SAARC Meteorological Research Centre
- Formation: 1995
- Dissolved: 2015
- Headquarters: Dhaka, Bangladesh
- Region served: Bangladesh
- Official language: Bengali

= SAARC Meteorological Research Centre =

The SAARC Meteorological Research Centre was a meteorological research centre in Dhaka, Bangladesh which was operated by the South Asian Association for Regional Cooperation.

== History ==
The SAARC Meteorological Research Centre was established on 2 January 1995 by the South Asian Association for Regional Cooperation.

Brigadier General Shah Md Sultan Uddin Iqbal was appointed the Chairperson of the SAARC Meteorological Research Centre in November 2007.

In 2008, the SAARC Meteorological Research Centre started providing future climate scenario predictions for South Asia. The development was announced by the Director General of SAARC Meteorological Research Centre, Kazi Imtiaz Hossain.

In 2010, it was announced that the SAARC Meteorological Research Centre would create the SAARC Monsoon Initiative to study monsoon weather.

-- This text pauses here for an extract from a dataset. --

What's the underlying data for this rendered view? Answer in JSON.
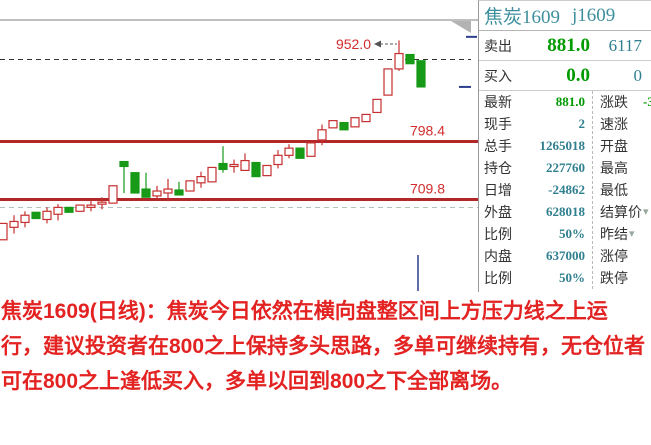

In 2015, the SAARC Meteorological Research Centre was closed permanently to be replaced by SAARC Environment and Disaster Management Centre. The centre had published 150 research papers. The staff were surprised by the decision and requested the government of Bangladesh to transfer them to Bangladeshi government research institutes. The SAARC Forestry Centre, based in Bhutan, and SAARC Coastal Zone Management Centre, based in Maldives, were also merged into the SAARC Environment and Disaster Management Centre, based in Gujarat, India.